- JUL. 13, 2008 - Foto - El Gran Guayaquil - EL UNIVERSO
Una de las fiestas tradicionales que se celebraba anualmente en la ciudad era la de San Pedro Apóstol los días 29 y 30 de junio, en los terrenos de lo que antes fue la hacienda La Atarazana y que hoy ocupa la ciudadela de igual nombre.
Había una sabana y un salitral donde se levantaba el caserío de los habitantes llamados Cholos de San Pedro que, entre otras actividades, se dedicaban a elaborar carbón.
La gente llegaba a pie atravesando algunos pequeños ramales del estero Salado, que se secaban cuando bajaba la marea. También los grupos iban a pie cruzando la sabana y el único edificio que existía en el sector era el del hospital psiquiátrico Lorenzo Ponce. Un solo carro urbano conducido por un hombre de tez morena de apellido Gamboa, transportaba al personal médico y a las monjitas hasta aquel local.
Entre los principales atractivos de aquella fiesta constaba la comida típica que los moradores preparaban con especial maestría culinaria: bollo de pescado, carne en palito, muchines, tortillas de maíz y verde, aguado de gallina, lisa ahumada, chicha de jora, come y bebe (especie de ensalada de frutas) y las bebidas gaseosas, que eran una novedad en ese tiempo.

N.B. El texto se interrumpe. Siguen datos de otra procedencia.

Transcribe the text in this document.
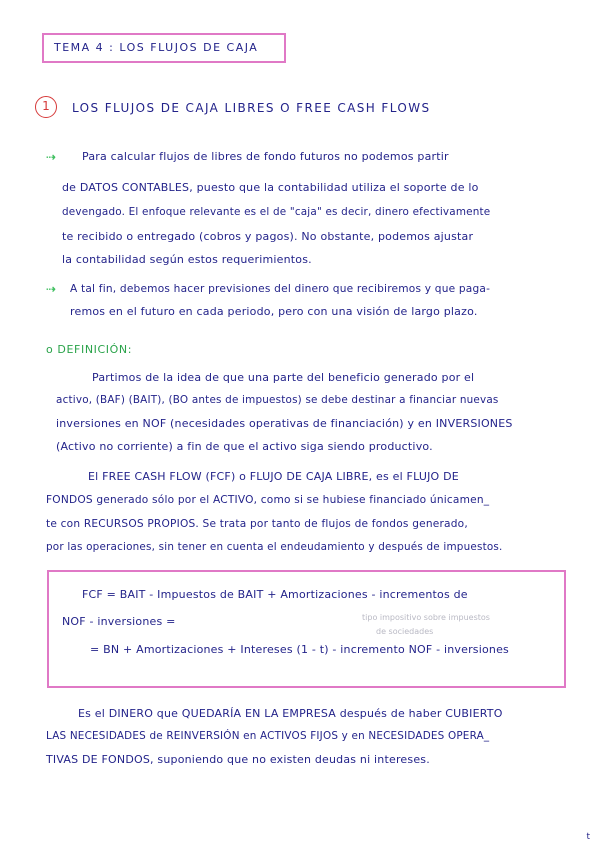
TEMA 4 : LOS FLUJOS DE CAJA
1	LOS FLUJOS DE CAJA LIBRES O FREE CASH FLOWS
⇢ Para calcular flujos de libres de fondo futuros no podemos partir
de DATOS CONTABLES, puesto que la contabilidad utiliza el soporte de lo
devengado. El enfoque relevante es el de "caja" es decir, dinero efectivamente
te recibido o entregado (cobros y pagos). No obstante, podemos ajustar
la contabilidad según estos requerimientos.
⇢ A tal fin, debemos hacer previsiones del dinero que recibiremos y que paga-
remos en el futuro en cada periodo, pero con una visión de largo plazo.
o DEFINICIÓN:
Partimos de la idea de que una parte del beneficio generado por el
activo, (BAF) (BAIT), (BO antes de impuestos) se debe destinar a financiar nuevas
inversiones en NOF (necesidades operativas de financiación) y en INVERSIONES
(Activo no corriente) a fin de que el activo siga siendo productivo.
El FREE CASH FLOW (FCF) o FLUJO DE CAJA LIBRE, es el FLUJO DE
FONDOS generado sólo por el ACTIVO, como si se hubiese financiado únicamen_
te con RECURSOS PROPIOS. Se trata por tanto de flujos de fondos generado,
por las operaciones, sin tener en cuenta el endeudamiento y después de impuestos.
FCF = BAIT - Impuestos de BAIT + Amortizaciones - incrementos de
NOF - inversiones =
= BN + Amortizaciones + Intereses (1 - t) - incremento NOF - inversiones
tipo impositivo sobre impuestos
de sociedades
Es el DINERO que QUEDARÍA EN LA EMPRESA después de haber CUBIERTO
LAS NECESIDADES de REINVERSIÓN en ACTIVOS FIJOS y en NECESIDADES OPERA_
TIVAS DE FONDOS, suponiendo que no existen deudas ni intereses.
t
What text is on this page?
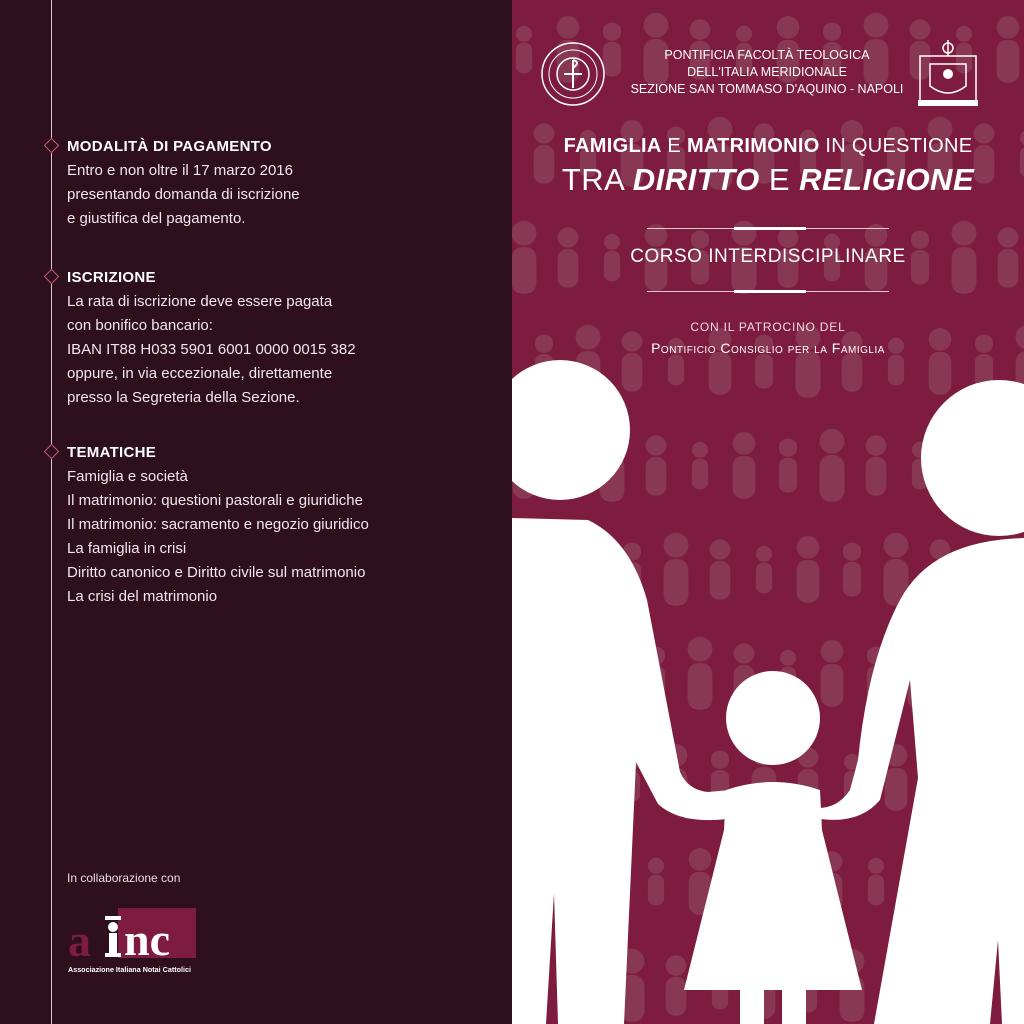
MODALITÀ DI PAGAMENTO
Entro e non oltre il 17 marzo 2016
presentando domanda di iscrizione
e giustifica del pagamento.
ISCRIZIONE
La rata di iscrizione deve essere pagata
con bonifico bancario:
IBAN IT88 H033 5901 6001 0000 0015 382
oppure, in via eccezionale, direttamente
presso la Segreteria della Sezione.
TEMATICHE
Famiglia e società
Il matrimonio: questioni pastorali e giuridiche
Il matrimonio: sacramento e negozio giuridico
La famiglia in crisi
Diritto canonico e Diritto civile sul matrimonio
La crisi del matrimonio
In collaborazione con
a nc
Associazione Italiana Notai Cattolici
PONTIFICIA FACOLTÀ TEOLOGICA
DELL'ITALIA MERIDIONALE
SEZIONE SAN TOMMASO D'AQUINO - NAPOLI
FAMIGLIA E MATRIMONIO IN QUESTIONE
TRA DIRITTO E RELIGIONE
CORSO INTERDISCIPLINARE
CON IL PATROCINO DEL
Pontificio Consiglio per la Famiglia
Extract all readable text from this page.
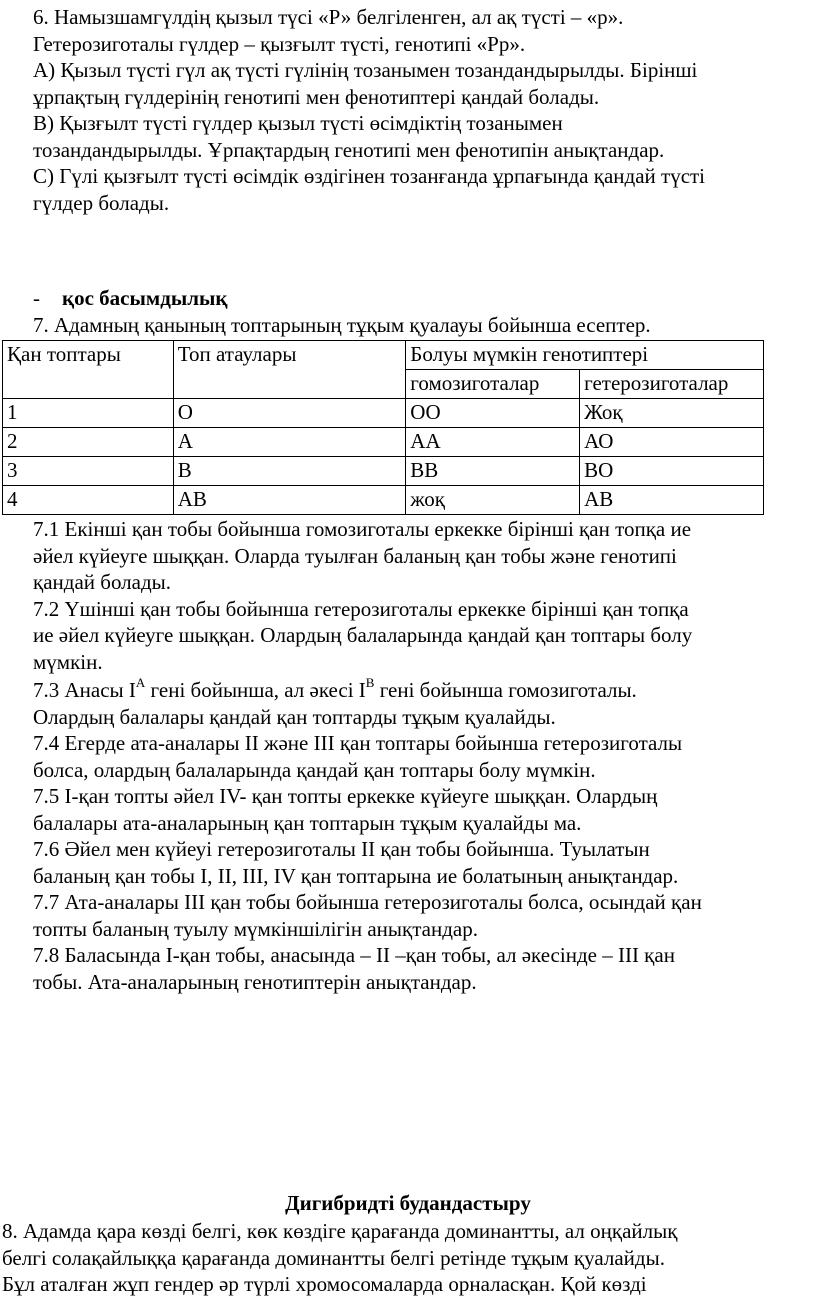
6. Намызшамгүлдің қызыл түсі «Р» белгіленген, ал ақ түсті – «р».

Гетерозиготалы гүлдер – қызғылт түсті, генотипі «Рр».

А) Қызыл түсті гүл ақ түсті гүлінің тозанымен тозандандырылды. Бірінші

ұрпақтың гүлдерінің генотипі мен фенотиптері қандай болады.

В) Қызғылт түсті гүлдер қызыл түсті өсімдіктің тозанымен

тозандандырылды. Ұрпақтардың генотипі мен фенотипін анықтандар.

С) Гүлі қызғылт түсті өсімдік өздігінен тозанғанда ұрпағында қандай түсті

гүлдер болады.

- қос басымдылық

7. Адамның қанының топтарының тұқым қуалауы бойынша есептер.

Қан топтары	Топ атаулары	Болуы мүмкін генотиптері	
		гомозиготалар	гетерозиготалар
1	О	ОО	Жоқ
2	А	АА	АО
3	В	ВВ	ВО
4	АВ	жоқ	АВ

7.1 Екінші қан тобы бойынша гомозиготалы еркекке бірінші қан топқа ие

әйел күйеуге шыққан. Оларда туылған баланың қан тобы және генотипі

қандай болады.

7.2 Үшінші қан тобы бойынша гетерозиготалы еркекке бірінші қан топқа

ие әйел күйеуге шыққан. Олардың балаларында қандай қан топтары болу

мүмкін.

7.3 Анасы $I^А$ гені бойынша, ал әкесі $I^В$ гені бойынша гомозиготалы.

Олардың балалары қандай қан топтарды тұқым қуалайды.

7.4 Егерде ата-аналары II және III қан топтары бойынша гетерозиготалы

болса, олардың балаларында қандай қан топтары болу мүмкін.

7.5 I-қан топты әйел IV- қан топты еркекке күйеуге шыққан. Олардың

балалары ата-аналарының қан топтарын тұқым қуалайды ма.

7.6 Әйел мен күйеуі гетерозиготалы II қан тобы бойынша. Туылатын

баланың қан тобы I, II, III, IV қан топтарына ие болатының анықтандар.

7.7 Ата-аналары III қан тобы бойынша гетерозиготалы болса, осындай қан

топты баланың туылу мүмкіншілігін анықтандар.

7.8 Баласында I-қан тобы, анасында – II –қан тобы, ал әкесінде – III қан

тобы. Ата-аналарының генотиптерін анықтандар.

Дигибридті будандастыру

8. Адамда қара көзді белгі, көк көздіге қарағанда доминантты, ал оңқайлық

белгі солақайлыққа қарағанда доминантты белгі ретінде тұқым қуалайды.

Бұл аталған жұп гендер әр түрлі хромосомаларда орналасқан. Қой көзді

La música la ponían las bandas de pueblo y los conjuntos musicales, como el que dirigía un músico de apodo Chucula. Eran dos días y dos noches de mucho baile y diversión para la gente de todo el pueblo; por eso gozaron de mucha popularidad hasta la década del cincuenta del siglo pasado. Cuando el sector cambió y fue urbanizado los cholitos se trasladaron a los predios de la actual ciudadela Ferroviaria, a orillas del estero Salado.
Esto último trajo la decadencia del colorido y tradicional festejo, mezcla de lo popular y religioso, como en otros pueblos de nuestro litoral.
Aquel caserío rodeado de algarrobos, almendros y matorrales ha quedado en la memoria de muchos guayaquileños como parte de los recuerdos de antaño.